Taipei, Aug. 7 (CNA) Vice President Wu Den-yih on Tuesday urged China to better protect the interests and safety of Taiwanese businesspeople operating there, two days before the two sides are due to sign an investment protection pact.
"Mainland authorities must be willing to show sincerity when they sign the cross-strait investment protection agreement and offer more comprehensive protection of the personal safety and investment rights of Taiwanese businesspeople," Wu said.
China and Taiwan should engage with each other on an equal footing and in a manner that is mutually beneficial and cooperative, he said while speaking at a forum in Taipei held to encourage Chinese investment in Taiwan and industrywide collaboration.
Wu's remarks came two days before the eighth-round of high-level talks between Taiwan and China since 2008, to be held in Taipei.
The two sides are scheduled to seal a long-stalled investment protection pact and a customs cooperation pact aimed at expediting customs clearance procedures.
Lai Shin-yuan, head of the Mainland Affairs Council, Taiwan's top China policy planner, acknowledged at the forum that the investment protection pact would not be a panacea but said it was a good first step toward safeguarding the rights of Taiwanese and Chinese investors.
The best protection will only be achieved when the two sides continue to work out their differences in dealing with disputes and ease their worries about losing their assets and even their lives, she said.
Lai added that the agreement not only addresses the needs of Taiwanese businesspeople but also facilitates the two-way flow of capital, technical know-how and talent and achieves a balance in the exchanges.

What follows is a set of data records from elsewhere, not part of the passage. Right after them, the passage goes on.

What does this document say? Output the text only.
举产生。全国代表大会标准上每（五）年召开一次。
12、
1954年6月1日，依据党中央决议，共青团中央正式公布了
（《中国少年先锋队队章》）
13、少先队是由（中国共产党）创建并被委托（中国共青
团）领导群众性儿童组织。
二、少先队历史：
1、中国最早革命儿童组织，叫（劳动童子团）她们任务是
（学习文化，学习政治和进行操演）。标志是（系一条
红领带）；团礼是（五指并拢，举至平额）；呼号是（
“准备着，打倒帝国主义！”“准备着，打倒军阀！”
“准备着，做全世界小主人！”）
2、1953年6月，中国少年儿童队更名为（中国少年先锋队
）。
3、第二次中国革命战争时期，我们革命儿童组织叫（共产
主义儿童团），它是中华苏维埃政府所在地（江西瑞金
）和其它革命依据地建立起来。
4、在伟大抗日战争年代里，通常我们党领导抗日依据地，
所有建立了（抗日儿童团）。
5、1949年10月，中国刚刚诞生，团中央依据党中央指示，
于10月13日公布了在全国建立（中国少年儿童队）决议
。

As of June, only 267 Chinese investment projects in Taiwan worth US$300 million had been approved, while China has approved close to 40,000 Taiwanese investments in the mainland worth more than US$117.4 billion, Lai said.
Meanwhile, Zhang Mingqing, vice president of the Beijing-based Association for Relations Across the Taiwan Strait (ARATS), called for a better environment for Chinese investors in Taiwan, where he said they face many restrictions.
They include limiting the possible fields in which they can invest, the relatively narrow room for making money, and the inconvenience of businessmen traveling between China and Taiwan, Zhang said.
Taiwan did open its doors further to Chinese investment in March, allowing Chinese investors to put their money in an additional 115 manufacturing sectors and an extra 23 categories in both the service and public construction sectors.
Meanwhile, Zheng Lizhong, another ARATS vice president, arrived in Taipei earlier Tuesday to prepare for the upcoming high-level talks with Taiwan's Straits Exchange Foundation (SEF).